September 5, 20146 CommentsPosted in baseball, Flo, memoir writing, Uncategorized

And now, an update on a few favorite female friends.

Eliza Cooper ended up not racing in that Brooklyn Bridge Swim after the NYC Swims director decided that athletes with disabilities would have to pay an extra fee to participate. A few weeks later, Eliza and her volunteer guide from Achilles International swam 1.2 miles in the ocean, rode a tandem for 56 miles and ran 13.1 miles – they completed a Half Ironman Triathlon, and they finished one hour earlier than they’d anticipated. But wait. There’s more! This past week Eliza started her first day of graduate school –at Columbia University.

Our sensational sister Cheryl was there to visit Flo every single day for the past couple years, whether Flo was still living alone in her condo, or in the hospital, or in a rehab facility. Cheryl went with Flo to doctor visits, she helped Flo with paperwork, and she was there with her kids and grandchildren at Flo’s side the day she died.

Cheryl flew to the Pacific Northwest last month for some well-deserved quiet time on her own, but before she left she went through Flo’s things and divided them into boxes for the siblings. She returns next week, and before then I’m heading to Blind Service Association (BSA) in downtown Chicago with a bag full of papers from my Flo box. Many of the papers are letters I wrote that Flo saved, and the generous readers at BSA have volunteered to read everything out loud to me. I’ll supply the Kleenex.

Nancy Faust just signed a contract to play for the Kane County Cougars again next season. The Cougars are a minor league team in Geneva, Ill., and when I say Nancy is playing for them, I of course mean she’s doing that on her Hammond B3!

I’ve been a fan of the Kane County Cougars ever since they hired me to work in their ticket office in 1994, and now that they’ve rehired Nancy to play every Sunday home game between May and September next year, I’m up for season tickets. All they need to do is come up with a “Nancy Package”: Sunday games only.

This season The Cougars have the most wins of any major or minor league baseball team in the country — the last time they had a championship season like this was back in 2001, when the team was led by Miguel Cabrera and Adrian Gonzalez. The first game of that series was on September 10, 2001. The Cougars won that game, but everything was cancelled after that.

Myrna Knepler is a writer in my memoir class. In a guest post here called when your birthday falls on September 11 she describes the reaction she gets when people at banks, at airports, or at doctor’s offices ask her for her date of birth. “They always comment,” she says. “And sometimes, they commiserate.”

Myrna has learned to refer to the date as “the eleventh of September,” but says figuring out how to commemorate it is still a conundrum. She’ll be 80 years old this year. I say we celebrate the entire month.

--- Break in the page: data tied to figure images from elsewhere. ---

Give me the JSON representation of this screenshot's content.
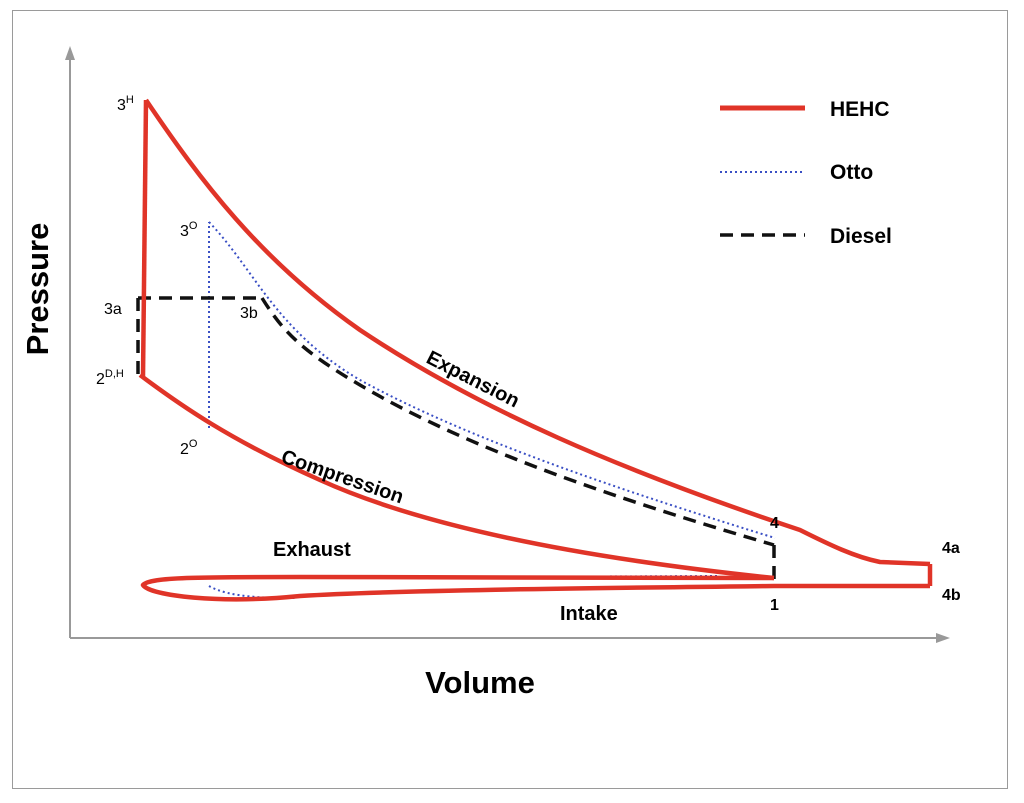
{
  "axes": {
    "x_label": "Volume",
    "y_label": "Pressure"
  },
  "legend": [
    {
      "name": "HEHC",
      "color": "#e03428",
      "style": "solid"
    },
    {
      "name": "Otto",
      "color": "#3a4fc4",
      "style": "dotted"
    },
    {
      "name": "Diesel",
      "color": "#111111",
      "style": "dashed"
    }
  ],
  "stage_labels": {
    "expansion": "Expansion",
    "compression": "Compression",
    "exhaust": "Exhaust",
    "intake": "Intake"
  },
  "point_labels": {
    "p3H_main": "3",
    "p3H_sup": "H",
    "p3O_main": "3",
    "p3O_sup": "O",
    "p3a": "3a",
    "p3b": "3b",
    "p2DH_main": "2",
    "p2DH_sup": "D,H",
    "p2O_main": "2",
    "p2O_sup": "O",
    "p4": "4",
    "p4a": "4a",
    "p4b": "4b",
    "p1": "1"
  }
}
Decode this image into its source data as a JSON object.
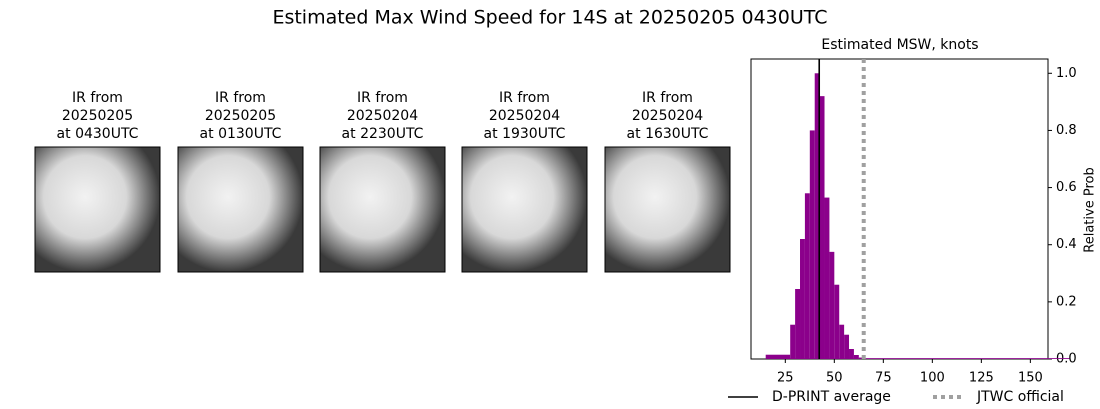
{
  "title": "Estimated Max Wind Speed for 14S at 20250205 0430UTC",
  "images": [
    {
      "caption": [
        "IR from",
        "20250205",
        "at 0430UTC"
      ]
    },
    {
      "caption": [
        "IR from",
        "20250205",
        "at 0130UTC"
      ]
    },
    {
      "caption": [
        "IR from",
        "20250204",
        "at 2230UTC"
      ]
    },
    {
      "caption": [
        "IR from",
        "20250204",
        "at 1930UTC"
      ]
    },
    {
      "caption": [
        "IR from",
        "20250204",
        "at 1630UTC"
      ]
    }
  ],
  "chart_data": {
    "type": "histogram",
    "title": "Estimated MSW, knots",
    "ylabel": "Relative Prob",
    "bins": [
      15,
      27.5,
      30,
      32.5,
      35,
      37.5,
      40,
      42.5,
      45,
      47.5,
      50,
      52.5,
      55,
      57.5,
      60,
      62.5,
      65,
      170
    ],
    "values": [
      0.015,
      0.12,
      0.245,
      0.42,
      0.58,
      0.8,
      1.0,
      0.92,
      0.565,
      0.375,
      0.26,
      0.12,
      0.085,
      0.035,
      0.014,
      0.005,
      0.003
    ],
    "color": "#8b008b",
    "xlim": [
      7.5,
      159
    ],
    "ylim": [
      0,
      1.05
    ],
    "xticks": [
      25,
      50,
      75,
      100,
      125,
      150
    ],
    "yticks": [
      {
        "value": 0,
        "label": "0.0"
      },
      0.2,
      0.4,
      0.6,
      0.8,
      {
        "value": 1,
        "label": "1.0"
      }
    ],
    "lines": [
      {
        "name": "D-PRINT average",
        "value": 42.3,
        "color": "#000000",
        "style": "solid"
      },
      {
        "name": "JTWC official",
        "value": 65,
        "color": "#a0a0a0",
        "style": "dotted"
      }
    ],
    "legend": "bottom"
  }
}
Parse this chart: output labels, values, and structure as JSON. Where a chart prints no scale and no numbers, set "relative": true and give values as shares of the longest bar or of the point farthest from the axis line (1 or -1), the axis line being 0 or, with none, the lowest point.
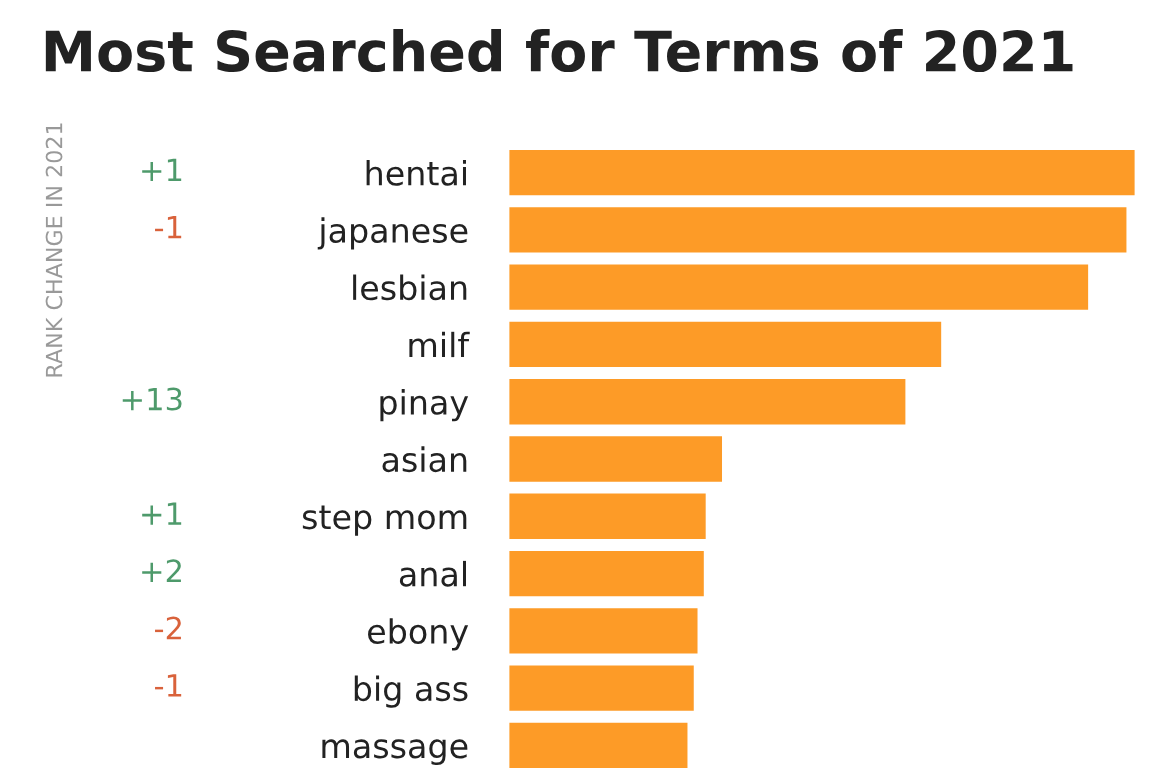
{
  "chart_data": {
    "type": "bar",
    "orientation": "horizontal",
    "relative": true,
    "title": "Most Searched for Terms of 2021",
    "categories": [
      "hentai",
      "japanese",
      "lesbian",
      "milf",
      "pinay",
      "asian",
      "step mom",
      "anal",
      "ebony",
      "big ass",
      "massage"
    ],
    "values": [
      1,
      0.987,
      0.926,
      0.692,
      0.635,
      0.343,
      0.317,
      0.314,
      0.304,
      0.298,
      0.288
    ],
    "color": "#fd9b27",
    "grid": false,
    "legend": false,
    "annotations": [
      "RANK CHANGE IN 2021",
      "+1",
      "-1",
      "+13",
      "+1",
      "+2",
      "-2",
      "-1"
    ]
  }
}
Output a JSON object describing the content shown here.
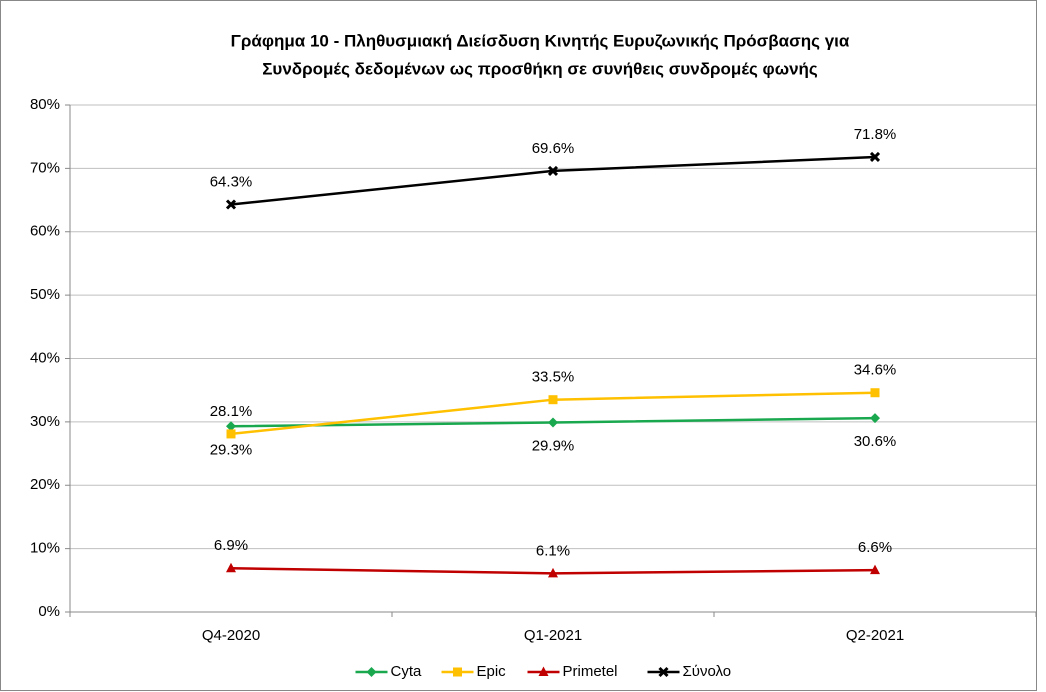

Which one is 4, and which one is 14?

Hanni is still going strong, and her human companion Nancy Bollero reports that The 14-year-old star of Hanni and Beth: Safe & Sound is getting creative in her old age: she taught herself to turn the quilt she sleeps on inside-out so she can shape it into a giant ball. “She rolls the ball to a new spot every day,” Nancy told me, describing the artful way Hanni arranges her favorite toys and bones once the ball reaches its new destination. ”And she still wags her tail like mad, thwomping it against the hardwood floor to let everyone know she’s proudof her work.”